There are a relatively small number of threats that most everyone would agree have strategic implications (Figure 4) and must be defended against with considerable vigor. Attacks against our systems that control and safeguard weapons of mass destruction (WMD) and our minimum essential emergency communication network (MEECN) clearly fall into this category. Others that fall into this category would include the information and communication systems associated with the National Command Authority (NCA), some of our command, control, communications and intelligence (C3I) systems, and some of our intelligence systems, particularly information regarding sources and methods. A review of other Government information and information systems would result in additional information and systems that should be added to this list.
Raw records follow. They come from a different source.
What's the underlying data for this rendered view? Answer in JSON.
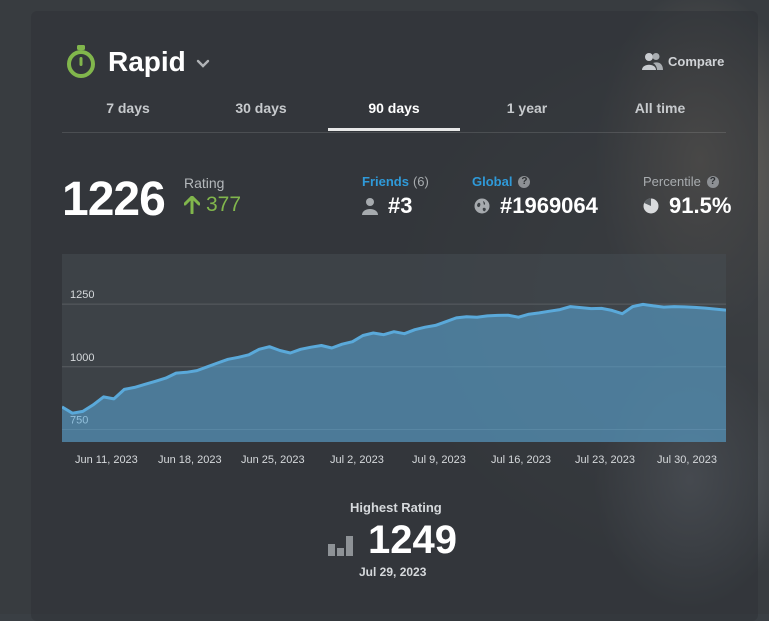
{
  "header": {
    "title": "Rapid",
    "compare_label": "Compare"
  },
  "tabs": [
    {
      "label": "7 days",
      "active": false
    },
    {
      "label": "30 days",
      "active": false
    },
    {
      "label": "90 days",
      "active": true
    },
    {
      "label": "1 year",
      "active": false
    },
    {
      "label": "All time",
      "active": false
    }
  ],
  "rating": {
    "value": "1226",
    "label": "Rating",
    "change": "377"
  },
  "stats": {
    "friends_label": "Friends",
    "friends_count": "(6)",
    "friends_rank": "#3",
    "global_label": "Global",
    "global_rank": "#1969064",
    "percentile_label": "Percentile",
    "percentile_value": "91.5%"
  },
  "colors": {
    "accent_green": "#81b64c",
    "link_blue": "#2f9ad9",
    "chart_line": "#5aa9da"
  },
  "chart_data": {
    "type": "area",
    "x_tick_labels": [
      "Jun 11, 2023",
      "Jun 18, 2023",
      "Jun 25, 2023",
      "Jul 2, 2023",
      "Jul 9, 2023",
      "Jul 16, 2023",
      "Jul 23, 2023",
      "Jul 30, 2023"
    ],
    "y_tick_labels": [
      "750",
      "1000",
      "1250"
    ],
    "ylim": [
      700,
      1450
    ],
    "grid": true,
    "series": [
      {
        "values": [
          840,
          815,
          822,
          848,
          880,
          872,
          910,
          918,
          930,
          942,
          955,
          975,
          978,
          985,
          1000,
          1015,
          1030,
          1038,
          1048,
          1070,
          1080,
          1065,
          1055,
          1070,
          1078,
          1085,
          1075,
          1090,
          1100,
          1125,
          1135,
          1128,
          1140,
          1132,
          1148,
          1158,
          1165,
          1180,
          1195,
          1200,
          1198,
          1203,
          1205,
          1206,
          1198,
          1210,
          1215,
          1222,
          1228,
          1240,
          1236,
          1232,
          1233,
          1225,
          1212,
          1240,
          1249,
          1243,
          1238,
          1240,
          1239,
          1237,
          1234,
          1230,
          1226
        ]
      }
    ]
  },
  "highest": {
    "label": "Highest Rating",
    "value": "1249",
    "date": "Jul 29, 2023"
  }
}
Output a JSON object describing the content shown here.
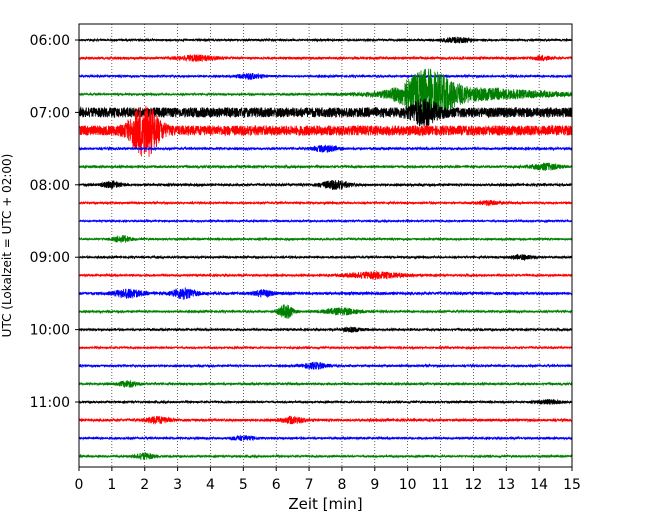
{
  "chart_data": {
    "type": "line",
    "title": "",
    "xlabel": "Zeit  [min]",
    "ylabel": "UTC (Lokalzeit = UTC + 02:00)",
    "xlim": [
      0,
      15
    ],
    "x_ticks": [
      0,
      1,
      2,
      3,
      4,
      5,
      6,
      7,
      8,
      9,
      10,
      11,
      12,
      13,
      14,
      15
    ],
    "x_tick_labels": [
      "0",
      "1",
      "2",
      "3",
      "4",
      "5",
      "6",
      "7",
      "8",
      "9",
      "10",
      "11",
      "12",
      "13",
      "14",
      "15"
    ],
    "y_tick_labels": [
      "06:00",
      "07:00",
      "08:00",
      "09:00",
      "10:00",
      "11:00"
    ],
    "y_tick_trace_index": [
      0,
      4,
      8,
      12,
      16,
      20
    ],
    "grid": "vertical-dotted",
    "minutes_per_trace": 15,
    "colors": [
      "#000000",
      "#ff0000",
      "#0000ff",
      "#008000"
    ],
    "traces": [
      {
        "start": "06:00",
        "color": "#000000",
        "noise": 1.0,
        "events": [
          {
            "t": 11.5,
            "amp": 2.5,
            "dur": 0.6
          }
        ]
      },
      {
        "start": "06:15",
        "color": "#ff0000",
        "noise": 1.2,
        "events": [
          {
            "t": 3.6,
            "amp": 2.5,
            "dur": 0.8
          },
          {
            "t": 14.1,
            "amp": 2.0,
            "dur": 0.4
          }
        ]
      },
      {
        "start": "06:30",
        "color": "#0000ff",
        "noise": 1.1,
        "events": [
          {
            "t": 5.2,
            "amp": 2.5,
            "dur": 0.5
          }
        ]
      },
      {
        "start": "06:45",
        "color": "#008000",
        "noise": 1.0,
        "events": [
          {
            "t": 10.6,
            "amp": 20,
            "dur": 1.1
          },
          {
            "t": 11.8,
            "amp": 6,
            "dur": 3.5
          }
        ]
      },
      {
        "start": "07:00",
        "color": "#000000",
        "noise": 5.0,
        "events": [
          {
            "t": 10.5,
            "amp": 10,
            "dur": 0.6
          }
        ]
      },
      {
        "start": "07:15",
        "color": "#ff0000",
        "noise": 5.0,
        "events": [
          {
            "t": 2.0,
            "amp": 24,
            "dur": 0.6
          }
        ]
      },
      {
        "start": "07:30",
        "color": "#0000ff",
        "noise": 1.2,
        "events": [
          {
            "t": 7.5,
            "amp": 3,
            "dur": 0.5
          }
        ]
      },
      {
        "start": "07:45",
        "color": "#008000",
        "noise": 1.2,
        "events": [
          {
            "t": 14.2,
            "amp": 3,
            "dur": 0.6
          }
        ]
      },
      {
        "start": "08:00",
        "color": "#000000",
        "noise": 1.2,
        "events": [
          {
            "t": 1.0,
            "amp": 3,
            "dur": 0.4
          },
          {
            "t": 7.8,
            "amp": 4,
            "dur": 0.6
          }
        ]
      },
      {
        "start": "08:15",
        "color": "#ff0000",
        "noise": 1.0,
        "events": [
          {
            "t": 12.5,
            "amp": 2,
            "dur": 0.5
          }
        ]
      },
      {
        "start": "08:30",
        "color": "#0000ff",
        "noise": 0.9,
        "events": []
      },
      {
        "start": "08:45",
        "color": "#008000",
        "noise": 1.0,
        "events": [
          {
            "t": 1.3,
            "amp": 3,
            "dur": 0.4
          }
        ]
      },
      {
        "start": "09:00",
        "color": "#000000",
        "noise": 1.0,
        "events": [
          {
            "t": 13.5,
            "amp": 2,
            "dur": 0.5
          }
        ]
      },
      {
        "start": "09:15",
        "color": "#ff0000",
        "noise": 1.1,
        "events": [
          {
            "t": 9.0,
            "amp": 3,
            "dur": 1.2
          }
        ]
      },
      {
        "start": "09:30",
        "color": "#0000ff",
        "noise": 1.4,
        "events": [
          {
            "t": 1.5,
            "amp": 4,
            "dur": 0.6
          },
          {
            "t": 3.2,
            "amp": 5,
            "dur": 0.5
          },
          {
            "t": 5.6,
            "amp": 3,
            "dur": 0.4
          }
        ]
      },
      {
        "start": "09:45",
        "color": "#008000",
        "noise": 1.1,
        "events": [
          {
            "t": 6.3,
            "amp": 7,
            "dur": 0.3
          },
          {
            "t": 8.0,
            "amp": 3,
            "dur": 0.8
          }
        ]
      },
      {
        "start": "10:00",
        "color": "#000000",
        "noise": 1.1,
        "events": [
          {
            "t": 8.3,
            "amp": 2,
            "dur": 0.4
          }
        ]
      },
      {
        "start": "10:15",
        "color": "#ff0000",
        "noise": 1.0,
        "events": []
      },
      {
        "start": "10:30",
        "color": "#0000ff",
        "noise": 1.1,
        "events": [
          {
            "t": 7.2,
            "amp": 3,
            "dur": 0.5
          }
        ]
      },
      {
        "start": "10:45",
        "color": "#008000",
        "noise": 1.1,
        "events": [
          {
            "t": 1.5,
            "amp": 3,
            "dur": 0.4
          }
        ]
      },
      {
        "start": "11:00",
        "color": "#000000",
        "noise": 1.0,
        "events": [
          {
            "t": 14.3,
            "amp": 2,
            "dur": 0.5
          }
        ]
      },
      {
        "start": "11:15",
        "color": "#ff0000",
        "noise": 1.3,
        "events": [
          {
            "t": 2.4,
            "amp": 3,
            "dur": 0.5
          },
          {
            "t": 6.5,
            "amp": 3,
            "dur": 0.5
          }
        ]
      },
      {
        "start": "11:30",
        "color": "#0000ff",
        "noise": 1.1,
        "events": [
          {
            "t": 5.0,
            "amp": 2,
            "dur": 0.5
          }
        ]
      },
      {
        "start": "11:45",
        "color": "#008000",
        "noise": 1.0,
        "events": [
          {
            "t": 2.0,
            "amp": 3,
            "dur": 0.4
          }
        ]
      }
    ]
  }
}
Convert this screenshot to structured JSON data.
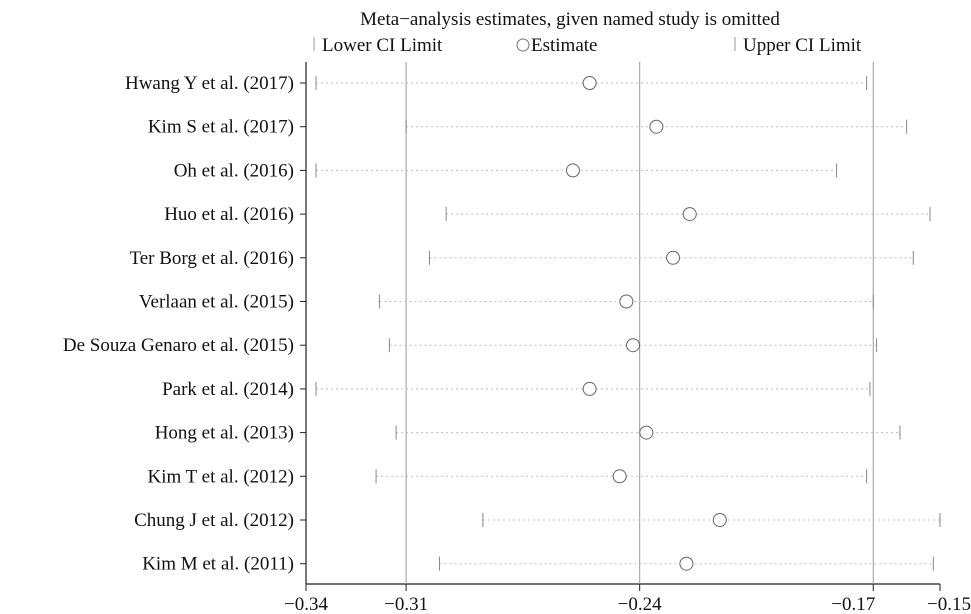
{
  "chart_data": {
    "type": "scatter",
    "title": "Meta−analysis estimates, given named study is omitted",
    "legend": {
      "placement": "top",
      "lower_label": "Lower CI Limit",
      "estimate_label": "Estimate",
      "upper_label": "Upper CI Limit"
    },
    "xlim": [
      -0.34,
      -0.15
    ],
    "xticks": [
      {
        "value": -0.34,
        "label": "−0.34"
      },
      {
        "value": -0.31,
        "label": "−0.31"
      },
      {
        "value": -0.24,
        "label": "−0.24"
      },
      {
        "value": -0.17,
        "label": "−0.17"
      },
      {
        "value": -0.15,
        "label": "−0.15"
      }
    ],
    "reference_lines": [
      -0.31,
      -0.24,
      -0.17
    ],
    "grid": false,
    "studies": [
      {
        "name": "Hwang Y et al. (2017)",
        "lower": -0.337,
        "estimate": -0.255,
        "upper": -0.172
      },
      {
        "name": "Kim S et al. (2017)",
        "lower": -0.31,
        "estimate": -0.235,
        "upper": -0.16
      },
      {
        "name": "Oh et al. (2016)",
        "lower": -0.337,
        "estimate": -0.26,
        "upper": -0.181
      },
      {
        "name": "Huo et al. (2016)",
        "lower": -0.298,
        "estimate": -0.225,
        "upper": -0.153
      },
      {
        "name": "Ter Borg et al. (2016)",
        "lower": -0.303,
        "estimate": -0.23,
        "upper": -0.158
      },
      {
        "name": "Verlaan et al. (2015)",
        "lower": -0.318,
        "estimate": -0.244,
        "upper": -0.17
      },
      {
        "name": "De Souza Genaro et al. (2015)",
        "lower": -0.315,
        "estimate": -0.242,
        "upper": -0.169
      },
      {
        "name": "Park et al. (2014)",
        "lower": -0.337,
        "estimate": -0.255,
        "upper": -0.171
      },
      {
        "name": "Hong et al. (2013)",
        "lower": -0.313,
        "estimate": -0.238,
        "upper": -0.162
      },
      {
        "name": "Kim T et al. (2012)",
        "lower": -0.319,
        "estimate": -0.246,
        "upper": -0.172
      },
      {
        "name": "Chung J et al. (2012)",
        "lower": -0.287,
        "estimate": -0.216,
        "upper": -0.15
      },
      {
        "name": "Kim M et al. (2011)",
        "lower": -0.3,
        "estimate": -0.226,
        "upper": -0.152
      }
    ]
  }
}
Beyond those sets of threats that clearly fall into either the Everyday or Strategic categories, there are classes of threats that span the threat spectrum.
Attacks on our national, or for that matter international, infrastructure (Figure 5) do not fall neatly into one area of the threat topology but in fact populate all three classes of threat. These attacks on our public safety, energy, financial, and communications systems and services have different implications and consequences depending on the specific nature of the attacks and the circumstances surrounding the attack.
The vast majority of attacks on infrastructure are by hackers whose motives run the full gamut from financial motives, to having some fun, or to more serious forms of antisocial behavior. While some of these attacks may have serious consequences in the form of significant losses of data, interrupted services, or stolen assets or services, only a small number of these lone perpetrator attacks are likely to have potential strategic consequences. This is not to say that it is impossible that some set of circumstances would result in the snowballing of one of these hacker attacks into a national security concern, but rather that this outcome is unlikely.
However, infrastructure attacks can be quite serious if they are well planned and coordinated. Arguably this would require an adversary with seriousness of purpose and with some sophistication and organization. This kind of attack would be better named digital warfare rather than be included as part of the group referred to as hacker attacks. Depending on the level of sophistication of a digital warfare operation, its consequences could range from a "high-end" hacker attack to an attack with strategic consequences.
A key point to be made involves the chaotic nature of the transition between topological boundaries for infrastructure attacks. Chaotic behavior involves a non-linear relationship between input and output where prediction becomes extremely difficult if not impossible. Two distinct scenarios serve to illustrate the chaotic nature of infrastructure attacks. In the first case, a particular infrastructure attack may trigger a series of proximate consequences that are difficult to predict and that greatly magnify the effects of the attack. In the second case, a series of attacks will exhibit chaotic behavior when the sum of their consequences can not be determined by adding up their individual consequences, or when their cumulative effect far exceeds the sum of the individual effects of a series of independent events. These are not uncommon patterns. Valid scientific disciplines of complexity, catastrophe, and complexity theory have been developed because these patterns occur throughout nature.
It is much the same story for attacks on commercial targets, depicted in Figure 6. In the Everyday category are attacks that amount to Information Age versions of fraud and theftùa continuation of white collar crime and a transformation of some more violent crime into a non-physical form. As Dr. Horton (PDASD (C3I)) has pointed out, one of the more notorious bank robbers of the 20th century, when asked why he robbed banks (given that they were often so well defended), was purported to remark, "that's where the money is." Well, digital money (assets and services) is where the money is in the Information Age.
As with attacks on infrastructure, attacks on commercial targets can range from Everyday threats to Strategic ones depending on the circumstances. Attacks on commercial targets by competing organizations usually do not target money directly, but rather target vital information (e.g., trade secrets) and have the potential for more serious consequences than isolated thefts or embezzlements. These attacks, in the form of commercial espionage, have Potentially Strategic consequences, particularly when key industries are targeted by foreign companies.
Commercial espionage turns into economic war which could have Strategic consequences when it involves concerted efforts by state actors, international organizations, or other foreign-controlled groups.